No momento em que o uso de drogas está na pauta do Congresso e do Judiciário, é de se perguntar sobre referências científicas sobre o assunto.
Pois o governo do ex-presidente Jair Bolsonaro censurou um importante estudo sobre o uso de drogas no Brasil. O então ministro da Cidadania, Osmar Terra, desacreditou uma pesquisa realizada pela Fundação Oswaldo Cruz (Fiocruz) por discordar dos seus resultados.
A Secretaria Nacional de Políticas Sobre Drogas, do Ministério da Justiça (Senad), encomendou a pesquisa, por meio de edital. A Fiocruz, vencedora do certame, ouviu 16 mil pessoas em todo o país, entre os anos de 2014 e 2017.
O esforço envolveu mais de 500 profissionais de diferentes áreas: entrevistadores de campo, pesquisadores da área de epidemiologia e estatística.
O orçamento para fazer o estudo chamado “Terceiro levantamento nacional sobre o uso de drogas pela população brasileira” era de R$ 8 milhões. A Fiocruz informou que gastou R$ 7 milhões e devolveu ao governo R$ 1 milhão.
Contestação
Osmar Terra não gostou do retrato levantado pela pesquisa.

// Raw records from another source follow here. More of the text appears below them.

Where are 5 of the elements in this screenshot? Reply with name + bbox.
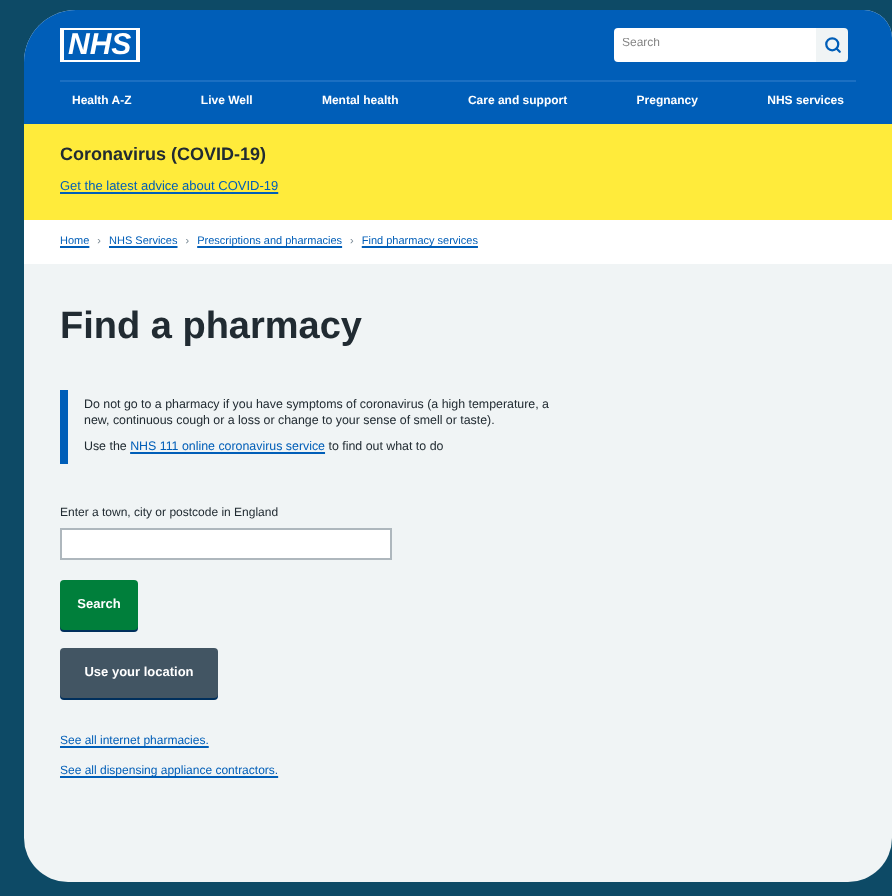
search-icon[interactable] bbox=[816, 28, 848, 62]
location-field[interactable] bbox=[60, 528, 392, 560]
alert-title: Coronavirus (COVID-19) bbox=[60, 142, 269, 168]
page-heading: Find a pharmacy bbox=[60, 306, 362, 350]
nhs-logo[interactable]: NHS bbox=[60, 28, 140, 62]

Em entrevista à Globonews, realizada em maio de 2017, ele colocou em xeque a credibilidade da instituição.
“A Fiocruz tem o viés de defender a liberação das drogas, a Fiocruz trabalha há muitos anos para provar que não é problema o consumo de drogas. A Fiocruz tem um papel extraordinário nas pesquisas sobre vacinas, sobre medicamentos, mas infelizmente na área de pesquisa sobre drogas é um grupo totalmente comprometido com a liberação, que quer mostrar que não tem epidemia”, disse.
A professora Andrea Gallassi, coordenadora do Centro de Referência sobre Drogas da Universidade de Brasília, discordou de Terra. Ela defendeu que a Fiocruz realizou o estudo seguindo rigorosamente normas científicas e que a censura atrapalhava a elaboração de políticas públicas.

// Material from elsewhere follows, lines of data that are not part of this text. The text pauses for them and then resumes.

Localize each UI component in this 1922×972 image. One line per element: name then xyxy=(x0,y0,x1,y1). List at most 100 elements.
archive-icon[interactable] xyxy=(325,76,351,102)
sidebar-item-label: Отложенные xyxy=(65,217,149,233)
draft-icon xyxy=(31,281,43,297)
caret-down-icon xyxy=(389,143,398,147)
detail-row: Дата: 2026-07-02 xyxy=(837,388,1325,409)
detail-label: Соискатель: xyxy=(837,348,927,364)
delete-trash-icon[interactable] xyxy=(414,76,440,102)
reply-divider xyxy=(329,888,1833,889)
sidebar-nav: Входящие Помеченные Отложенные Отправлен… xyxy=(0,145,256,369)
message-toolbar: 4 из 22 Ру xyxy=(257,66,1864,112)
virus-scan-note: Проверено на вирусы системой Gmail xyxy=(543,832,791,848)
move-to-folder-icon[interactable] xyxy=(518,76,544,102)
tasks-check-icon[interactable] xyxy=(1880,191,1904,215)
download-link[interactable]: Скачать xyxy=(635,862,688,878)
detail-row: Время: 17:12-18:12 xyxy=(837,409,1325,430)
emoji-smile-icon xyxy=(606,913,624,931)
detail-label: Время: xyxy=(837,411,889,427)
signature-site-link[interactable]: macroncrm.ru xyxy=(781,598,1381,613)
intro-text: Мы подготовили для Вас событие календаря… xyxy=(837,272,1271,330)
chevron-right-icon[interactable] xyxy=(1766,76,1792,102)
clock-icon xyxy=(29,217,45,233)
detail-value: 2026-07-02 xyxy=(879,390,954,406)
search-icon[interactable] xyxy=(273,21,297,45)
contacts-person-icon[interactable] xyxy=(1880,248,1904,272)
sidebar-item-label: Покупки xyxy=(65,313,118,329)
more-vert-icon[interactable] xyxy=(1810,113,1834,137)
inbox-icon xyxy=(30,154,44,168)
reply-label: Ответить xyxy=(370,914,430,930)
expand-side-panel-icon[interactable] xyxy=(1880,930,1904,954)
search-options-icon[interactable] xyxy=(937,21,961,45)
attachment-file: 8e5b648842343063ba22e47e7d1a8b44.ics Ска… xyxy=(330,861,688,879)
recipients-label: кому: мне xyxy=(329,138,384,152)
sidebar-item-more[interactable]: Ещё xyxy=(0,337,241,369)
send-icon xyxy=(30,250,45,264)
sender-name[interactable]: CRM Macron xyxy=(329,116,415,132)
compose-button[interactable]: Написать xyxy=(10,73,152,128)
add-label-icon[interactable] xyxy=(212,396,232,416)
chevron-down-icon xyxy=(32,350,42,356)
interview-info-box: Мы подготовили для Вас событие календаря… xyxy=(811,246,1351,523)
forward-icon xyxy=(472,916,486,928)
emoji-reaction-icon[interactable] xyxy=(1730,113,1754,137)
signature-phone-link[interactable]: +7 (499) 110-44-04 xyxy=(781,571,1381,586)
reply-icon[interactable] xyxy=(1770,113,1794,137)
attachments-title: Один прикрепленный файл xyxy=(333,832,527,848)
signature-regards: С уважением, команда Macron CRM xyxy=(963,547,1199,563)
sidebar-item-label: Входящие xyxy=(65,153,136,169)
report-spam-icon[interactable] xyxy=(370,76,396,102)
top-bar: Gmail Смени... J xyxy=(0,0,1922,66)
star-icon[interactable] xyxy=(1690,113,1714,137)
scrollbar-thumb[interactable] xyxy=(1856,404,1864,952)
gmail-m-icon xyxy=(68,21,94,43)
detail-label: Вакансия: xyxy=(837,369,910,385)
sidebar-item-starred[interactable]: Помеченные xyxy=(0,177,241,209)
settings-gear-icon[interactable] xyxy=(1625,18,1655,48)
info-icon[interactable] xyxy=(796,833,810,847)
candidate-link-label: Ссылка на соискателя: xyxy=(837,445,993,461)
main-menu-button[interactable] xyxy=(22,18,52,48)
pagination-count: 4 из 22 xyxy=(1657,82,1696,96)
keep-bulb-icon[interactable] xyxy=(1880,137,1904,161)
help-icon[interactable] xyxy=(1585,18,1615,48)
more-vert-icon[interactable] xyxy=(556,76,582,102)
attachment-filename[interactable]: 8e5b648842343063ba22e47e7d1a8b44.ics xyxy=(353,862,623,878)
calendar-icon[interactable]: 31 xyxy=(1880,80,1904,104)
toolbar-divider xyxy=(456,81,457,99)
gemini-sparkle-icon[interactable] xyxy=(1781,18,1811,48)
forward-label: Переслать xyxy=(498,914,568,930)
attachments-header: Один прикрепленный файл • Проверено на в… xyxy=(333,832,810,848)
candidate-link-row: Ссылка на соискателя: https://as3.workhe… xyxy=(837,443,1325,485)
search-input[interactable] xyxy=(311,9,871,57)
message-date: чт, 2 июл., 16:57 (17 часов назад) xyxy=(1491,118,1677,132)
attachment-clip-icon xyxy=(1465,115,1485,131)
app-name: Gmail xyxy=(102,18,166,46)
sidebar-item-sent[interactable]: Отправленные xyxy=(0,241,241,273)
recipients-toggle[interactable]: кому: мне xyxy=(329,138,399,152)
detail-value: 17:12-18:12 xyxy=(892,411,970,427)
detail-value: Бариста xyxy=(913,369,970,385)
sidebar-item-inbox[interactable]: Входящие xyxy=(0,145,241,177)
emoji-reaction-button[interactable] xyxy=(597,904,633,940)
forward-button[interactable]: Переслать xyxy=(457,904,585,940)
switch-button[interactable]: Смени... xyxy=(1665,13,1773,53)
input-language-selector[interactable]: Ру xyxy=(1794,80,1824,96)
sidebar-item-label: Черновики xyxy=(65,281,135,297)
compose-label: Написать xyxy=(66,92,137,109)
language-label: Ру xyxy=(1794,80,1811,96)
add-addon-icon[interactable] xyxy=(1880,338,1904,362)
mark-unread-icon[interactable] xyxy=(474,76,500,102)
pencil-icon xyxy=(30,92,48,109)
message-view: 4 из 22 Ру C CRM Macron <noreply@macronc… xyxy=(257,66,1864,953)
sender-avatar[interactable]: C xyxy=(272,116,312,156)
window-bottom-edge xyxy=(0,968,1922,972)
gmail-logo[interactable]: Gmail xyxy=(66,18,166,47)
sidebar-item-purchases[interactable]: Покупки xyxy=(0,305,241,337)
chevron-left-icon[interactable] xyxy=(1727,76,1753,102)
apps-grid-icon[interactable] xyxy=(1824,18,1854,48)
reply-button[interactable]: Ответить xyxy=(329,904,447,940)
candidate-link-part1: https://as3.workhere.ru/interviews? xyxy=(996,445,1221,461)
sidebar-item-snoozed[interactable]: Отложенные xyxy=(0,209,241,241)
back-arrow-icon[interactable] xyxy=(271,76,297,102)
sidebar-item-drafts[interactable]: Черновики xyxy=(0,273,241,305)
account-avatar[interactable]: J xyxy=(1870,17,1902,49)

Não vivemos uma epidemia do uso de drogas, tivemos um pequeno aumento do uso de álcool, a partir dos dados dessa pesquisa. O que tem hoje, então, é um cenário de uso que não surpreende a comunidade científica, uma vez que é um cenário mais ou menos esperado e, portanto, não tem por que, não existe razão, a não ser uma razão ideológica do governo, em negar a divulgação desses dados, sendo que foi uma pesquisa contratada por uma instituição e paga com recurso público”, afirmou.
Terceiro levantamento nacional sobre o uso de drogas pela população brasileira
Após entendimento selado no âmbito da Câmara de Conciliação e Arbitragem da Administração Pública Federal, um órgão da Advocacia Geral da União (AGU), a pesquisa foi liberada ao público, em agosto de 2019.
No repositório da Fiocruz é possível acessar o estudo em português, inglês e espanhol.